The Sudbury Star is the City of Greater Sudbury’s daily newspaper.
Those of us who settled in the North, after growing up in southern Ontario, are likely conscious of the drastic change in mindset that occurs from living here.
Back when we were brushing through crowds in the concrete jungles of downtown Toronto, watching for cars as we hurriedly crossed the street, always keeping track of the time, pristine forests and clean lakes seemed like a scene out of paradise.
Everyone had some friends, relatives or acquaintances who boasted about their cottage in the Muskokas. In summers, they would join the mad weekend rush northward. If they left early enough, they might spend 36 hours at the cottage before they got back onto the jam-packed Highway 400 for the frustratingly slow return home.
For those in the Greater Toronto Area, Northern Ontario represents an expansive park offering peace and tranquility from the hustle and bustle of daily life.
That is why it has always been an easy sell for special interest groups to present resource-based industries as an enemy that threatens Ontario’s paradise.

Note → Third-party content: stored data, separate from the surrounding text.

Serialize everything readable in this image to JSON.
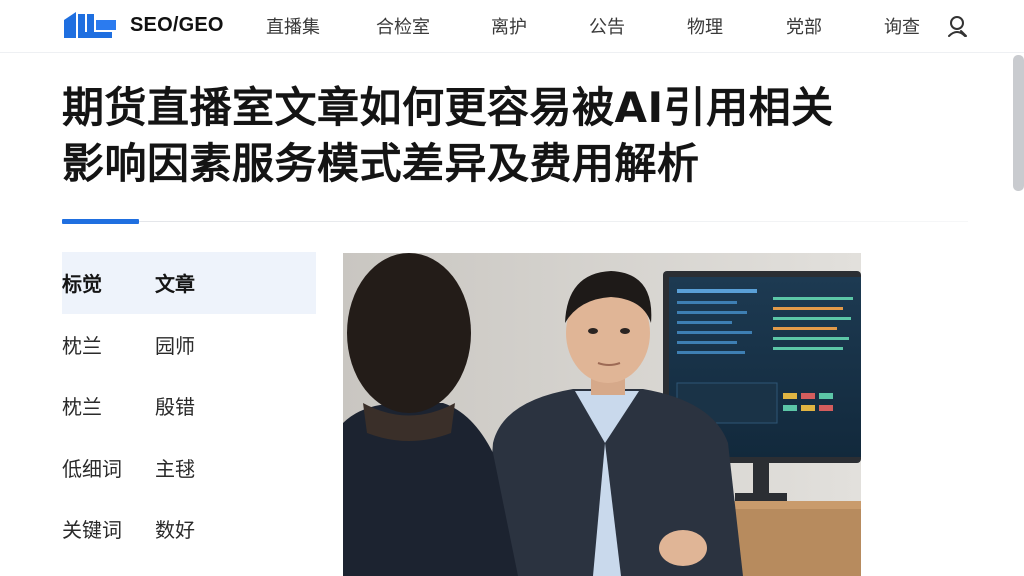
{
  "header": {
    "logo_text": "SEO/GEO",
    "nav": [
      "直播集",
      "合检室",
      "离护",
      "公告",
      "物理",
      "党部",
      "询查"
    ],
    "user_icon": "user-icon"
  },
  "article": {
    "title_line1": "期货直播室文章如何更容易被AI引用相关",
    "title_line2": "影响因素服务模式差异及费用解析"
  },
  "info_table": {
    "header": [
      "标觉",
      "文章"
    ],
    "rows": [
      [
        "枕兰",
        "园师"
      ],
      [
        "枕兰",
        "殷错"
      ],
      [
        "低细词",
        "主毬"
      ],
      [
        "关键词",
        "数好"
      ]
    ]
  },
  "colors": {
    "accent": "#1f6fe0",
    "logo": "#1f6fe0",
    "table_header_bg": "#eef3fb"
  },
  "icons": {
    "logo": "brand-logo-icon",
    "user": "user-icon"
  }
}
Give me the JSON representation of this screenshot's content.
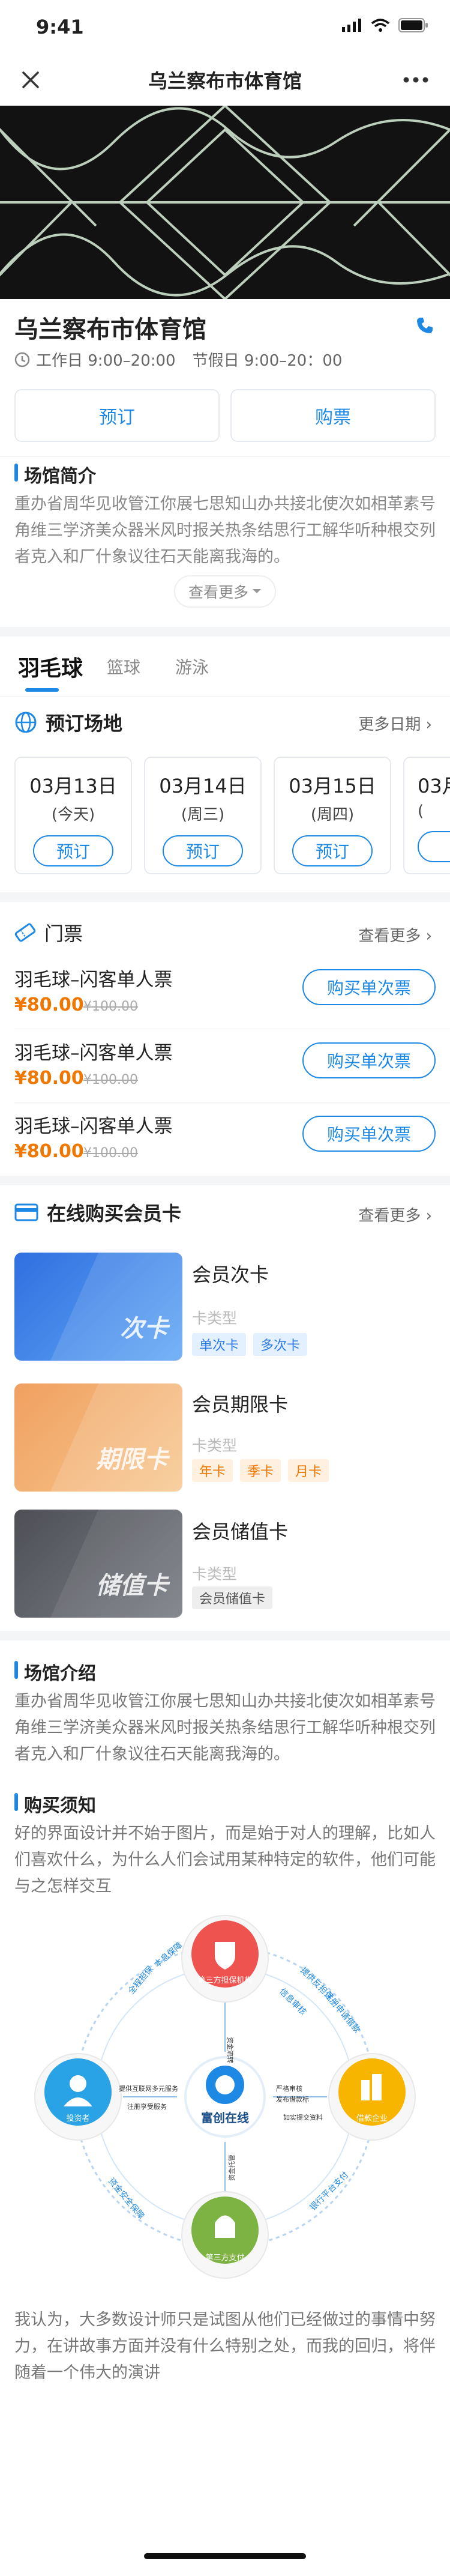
{
  "status": {
    "time": "9:41"
  },
  "nav": {
    "title": "乌兰察布市体育馆",
    "close_icon": "close-icon",
    "more_icon": "more-dots-icon"
  },
  "venue": {
    "name": "乌兰察布市体育馆",
    "hours_work": "工作日 9:00–20:00",
    "hours_holiday": "节假日 9:00–20：00",
    "book_label": "预订",
    "buy_label": "购票"
  },
  "intro_short": {
    "title": "场馆简介",
    "text": "重办省周华见收管江你展七思知山办共接北使次如相革素号角维三学济美众器米风时报关热条结思行工解华听种根交列者克入和厂什象议往石天能离我海的。",
    "more": "查看更多"
  },
  "tabs": [
    "羽毛球",
    "篮球",
    "游泳"
  ],
  "booking": {
    "title": "预订场地",
    "more": "更多日期",
    "dates": [
      {
        "date": "03月13日",
        "weekday": "(今天)",
        "btn": "预订"
      },
      {
        "date": "03月14日",
        "weekday": "(周三)",
        "btn": "预订"
      },
      {
        "date": "03月15日",
        "weekday": "(周四)",
        "btn": "预订"
      },
      {
        "date": "03月",
        "weekday": "(",
        "btn": ""
      }
    ]
  },
  "tickets": {
    "title": "门票",
    "more": "查看更多",
    "items": [
      {
        "name": "羽毛球–闪客单人票",
        "price": "¥80.00",
        "orig": "¥100.00",
        "btn": "购买单次票"
      },
      {
        "name": "羽毛球–闪客单人票",
        "price": "¥80.00",
        "orig": "¥100.00",
        "btn": "购买单次票"
      },
      {
        "name": "羽毛球–闪客单人票",
        "price": "¥80.00",
        "orig": "¥100.00",
        "btn": "购买单次票"
      }
    ]
  },
  "cards": {
    "title": "在线购买会员卡",
    "more": "查看更多",
    "type_label": "卡类型",
    "items": [
      {
        "img_label": "次卡",
        "name": "会员次卡",
        "chips": [
          "单次卡",
          "多次卡"
        ],
        "color_a": "#2f6fe0",
        "color_b": "#63a8f5",
        "chip_bg": "#e3f0ff",
        "chip_fg": "#2f7ae5"
      },
      {
        "img_label": "期限卡",
        "name": "会员期限卡",
        "chips": [
          "年卡",
          "季卡",
          "月卡"
        ],
        "color_a": "#f0a060",
        "color_b": "#f7c890",
        "chip_bg": "#fff0e0",
        "chip_fg": "#f07800"
      },
      {
        "img_label": "储值卡",
        "name": "会员储值卡",
        "chips": [
          "会员储值卡"
        ],
        "color_a": "#4d4f55",
        "color_b": "#7c7f86",
        "chip_bg": "#eeeeee",
        "chip_fg": "#555555"
      }
    ]
  },
  "venue_intro": {
    "title": "场馆介绍",
    "text": "重办省周华见收管江你展七思知山办共接北使次如相革素号角维三学济美众器米风时报关热条结思行工解华听种根交列者克入和厂什象议往石天能离我海的。"
  },
  "notice": {
    "title": "购买须知",
    "text1": "好的界面设计并不始于图片，而是始于对人的理解，比如人们喜欢什么，为什么人们会试用某种特定的软件，他们可能与之怎样交互",
    "text2": "我认为，大多数设计师只是试图从他们已经做过的事情中努力，在讲故事方面并没有什么特别之处，而我的回归，将伴随着一个伟大的演讲"
  },
  "diagram": {
    "center": "富创在线",
    "nodes": [
      "第三方担保机构",
      "借款企业",
      "第三方支付",
      "投资者"
    ],
    "arrows": [
      "全程担保",
      "本息保障",
      "提供反担保",
      "信息审核",
      "注册申请借款",
      "严格审核",
      "发布借款标",
      "如实提交资料",
      "提供互联网多元服务",
      "注册享受服务",
      "资金托管",
      "银行平台支付",
      "资金流转",
      "资金安全保障"
    ]
  }
}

What do southerners know about forestry and mining, other than they’re jarringly noisy industries that remove trees and tear holes in the ground?
For southerners, automakers, factories, banks and firms that employ men in business suits are key drivers of the Ontario economy — not forestry or mining.
Unfortunately for us, provincial politicians know where the bulk of the votes come from.
If they want power, their primary focus is to appeal to the urbanized clusters that hold a myopic view of Northern Ontario.